Sangha telah dibandingkan dengan sebuah ladang yang tiada bandingannya -ladang dengan tanah subur yang menghasilkan panen berlimpah. Karena itu benih-benih perbuatan berjasa yang ditanam dalam Sangha adalah seperti menanam pada sebuah ladang dengan tanah subur, dimana hasil yang berlimpah dapat diharapkan.

Perlu diketahui bahwa kalimat yang menjelaskan sifat-sifat mulia Sangha amatlah berbeda dari kalimat yang menerangkan mengenai Sang Buddha dan Dhamma. Setengah yang pertama (bagian 1 sampai dengan 4) adalah pujian yang langsung diberikan kepada Sangha, sedangkan setengah yang kedua (bagian 5 sampai dengan 9) menekankan faedah-faedah yang dapat diberikan Sangha kepada orang-orang. Dan kedua pertengahan ini dipisahkan oleh penggolongan dari para siswa mulia. Hal-hal ini tidak terlihat dalam kalimat mengenai Buddha dan Dhamma, dimana julukan atau sifat-sifat mulia diterangkan satu demi satu.

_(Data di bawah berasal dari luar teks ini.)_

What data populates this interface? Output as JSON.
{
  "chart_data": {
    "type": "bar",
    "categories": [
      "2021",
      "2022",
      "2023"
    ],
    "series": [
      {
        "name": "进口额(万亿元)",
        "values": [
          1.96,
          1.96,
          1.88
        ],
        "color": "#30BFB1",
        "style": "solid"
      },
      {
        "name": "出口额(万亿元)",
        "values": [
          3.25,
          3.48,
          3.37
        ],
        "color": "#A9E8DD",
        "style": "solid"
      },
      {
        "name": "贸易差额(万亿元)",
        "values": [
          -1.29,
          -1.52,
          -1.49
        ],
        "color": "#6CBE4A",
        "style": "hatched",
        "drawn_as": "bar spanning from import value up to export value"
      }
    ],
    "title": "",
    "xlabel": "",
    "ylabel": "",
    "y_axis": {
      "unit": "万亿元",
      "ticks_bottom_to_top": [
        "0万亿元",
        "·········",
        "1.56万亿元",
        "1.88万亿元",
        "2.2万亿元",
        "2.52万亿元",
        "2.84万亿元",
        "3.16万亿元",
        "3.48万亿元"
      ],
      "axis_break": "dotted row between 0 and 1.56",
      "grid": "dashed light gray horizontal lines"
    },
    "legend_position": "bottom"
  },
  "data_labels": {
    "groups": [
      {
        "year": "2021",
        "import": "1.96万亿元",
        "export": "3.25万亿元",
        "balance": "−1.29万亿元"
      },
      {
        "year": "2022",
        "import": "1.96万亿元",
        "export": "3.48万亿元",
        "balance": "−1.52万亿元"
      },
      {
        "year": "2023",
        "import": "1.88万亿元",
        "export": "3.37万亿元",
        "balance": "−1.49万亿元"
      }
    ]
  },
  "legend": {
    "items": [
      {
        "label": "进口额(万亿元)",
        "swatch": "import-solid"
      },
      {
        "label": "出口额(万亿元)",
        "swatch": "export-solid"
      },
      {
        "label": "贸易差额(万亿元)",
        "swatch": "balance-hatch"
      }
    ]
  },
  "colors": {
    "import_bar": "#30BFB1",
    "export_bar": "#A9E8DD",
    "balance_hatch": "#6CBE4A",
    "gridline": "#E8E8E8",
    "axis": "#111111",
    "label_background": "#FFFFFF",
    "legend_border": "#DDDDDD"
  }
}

7.  ALAM-ALAM MAKHLUK HIDUP (SATTAVASA)

1.    Alam makhluk dengan tubuh dan pikiran-pikiran yang berbeda.
2.    Alam makhluk dengan tubuh yang berbeda tetapi dengan pikiran-pikiran yang sama.
3.    Alam makhluk dengan tubuh yang sama tetapi dengan pikiran-pikiran yang berbeda.
4.    Alam makhluk dengan tubuh dan pikiran-pikiran yang sama.
5.    Alam makhluk tanpa pencerapan dan perasaan.
6.    Alam makhluk yang telah mencapai tingkat meditasi akasanañcayatana.
7.    Alam makhluk yang telah mencapai tingkat meditasi viññanañcayatana
8.    Alam makhluk yang telah mencapal tingkat meditasi akiñcaññayatana
9.    Alam makhluk yang telah mencapai tingkat meditasi nevasaññanasaññayatana.

An. Na. 32/413

·         KETERANGAN

Kecuali untuk No. 5 dan No. 9, untuk keterangan lebih lanjut mengenai lainnya dapat dilihat dalam No. 3, Kelompok Tujuh.

Mahluk tanpa pencerapan dan perasaan, No. 5, adalah macam makhluk yang disebut Asaññisatta atau mahluk yang tidak memiliki kesadaran.

Keterangan mengenai tingkat meditasi nevasaññanasaññayatana dapat dilihat pada No. 7 (bagian 4) Kelompok Empat.